Orange blossom tattoo meaning is splendor, love, strong marriage, and also fertility, therefore Saracen brides carried it as a fruitfulness sign. Here you can find an image gallery of different orange flower blossoms, orange tree, and orange fruit tattoos designs and ideas.
For guys and men an orange tree tattoo, or orange fruit tattoo means to look fresh and young. For the owners of such a tattoo, it is important to lead a healthy lifestyle and not abuse harmful foods and drinks.
For girls, an orange fruit tattoo has the meaning of cleanliness and health. It is quite common among young girls who follow fashion and prefer to decorate their bodies with catchy tattoos.
The orange blossom tattoo in combination with orange fruit slices means the beauty of the soul, inexperience, the freshness of feelings and sensations, Such tattoos shows the naivety, sincerity of the owner, her desire to enjoy life and learn new things.
Orange flower blossom and orange tree meaning in different cultures
In different countries and in different cultures flowers of the orange trees and orange fruits have different meanings, so such tattoos can have different meanings too.
At Chinese, the orange flower is a symbol of immortality and good luck.

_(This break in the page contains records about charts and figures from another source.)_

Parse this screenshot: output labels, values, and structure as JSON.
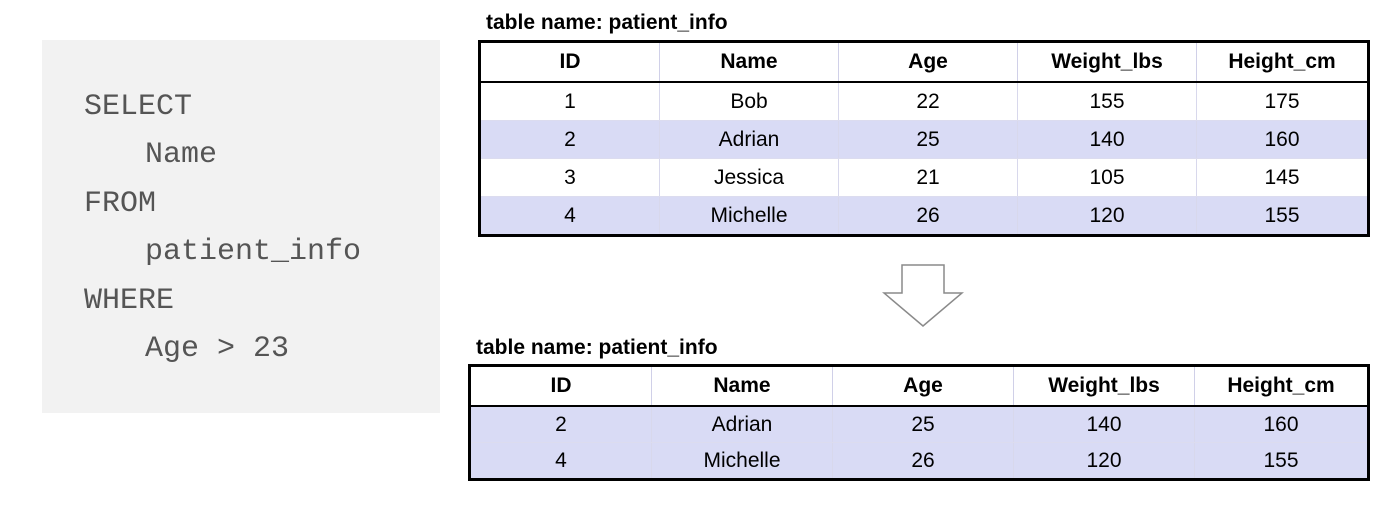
{
  "query": {
    "lines": [
      "SELECT",
      "Name",
      "FROM",
      "patient_info",
      "WHERE",
      "Age > 23"
    ]
  },
  "source_table": {
    "caption": "table name: patient_info",
    "columns": [
      "ID",
      "Name",
      "Age",
      "Weight_lbs",
      "Height_cm"
    ],
    "rows": [
      [
        "1",
        "Bob",
        "22",
        "155",
        "175"
      ],
      [
        "2",
        "Adrian",
        "25",
        "140",
        "160"
      ],
      [
        "3",
        "Jessica",
        "21",
        "105",
        "145"
      ],
      [
        "4",
        "Michelle",
        "26",
        "120",
        "155"
      ]
    ]
  },
  "result_table": {
    "caption": "table name: patient_info",
    "columns": [
      "ID",
      "Name",
      "Age",
      "Weight_lbs",
      "Height_cm"
    ],
    "rows": [
      [
        "2",
        "Adrian",
        "25",
        "140",
        "160"
      ],
      [
        "4",
        "Michelle",
        "26",
        "120",
        "155"
      ]
    ]
  },
  "colors": {
    "code_background": "#f2f2f2",
    "code_text": "#555555",
    "row_highlight": "#d9dbf5",
    "border": "#000000"
  },
  "icons": {
    "transform_arrow": "down-arrow-icon"
  }
}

In Christianity, the orange flower means cleanliness, chastity, and virginity that is why it was used in a wedding wreath. In the images of paradise, the orange is a fruit of fall, in the hand of the baby-Christ, it can be represented instead of an apple.
In Ancient Greece, the orange flower was Diana’s emblem.
In Japan, the orange flower symbolizes pure love.
The custom according to which brides bore flowers of orange or decorated themselves, originates in Muslim wedding rituals. The orange symbolized simultaneously virginity and fertility and was the image of Immaculate Conception as flowers and fruits could appear simultaneously on one tree.
Thus, orange flowers symbolized virginity of the bride and simultaneously served as a magic thing for born children. The orange inevitably associated with maiden Maria, “Simultaneously carrying a white flower of her virginity and the fetus of her purity”.
Oranges have definitively affirmed in Europe only in the XII century. They basically were grown in Southern France and on the Iberian Peninsula, and soon began to identify with the Gisperid’s gold apples from the Greek myth.
In Persian language orange was called “Narang”, in Arabian – “Naranj”, and in Spanish – “Naranja”. The initial letter has been lost because of the mess with the indefinite article in the English language – the word “A Naranja” has gradually turned into “An Orange”.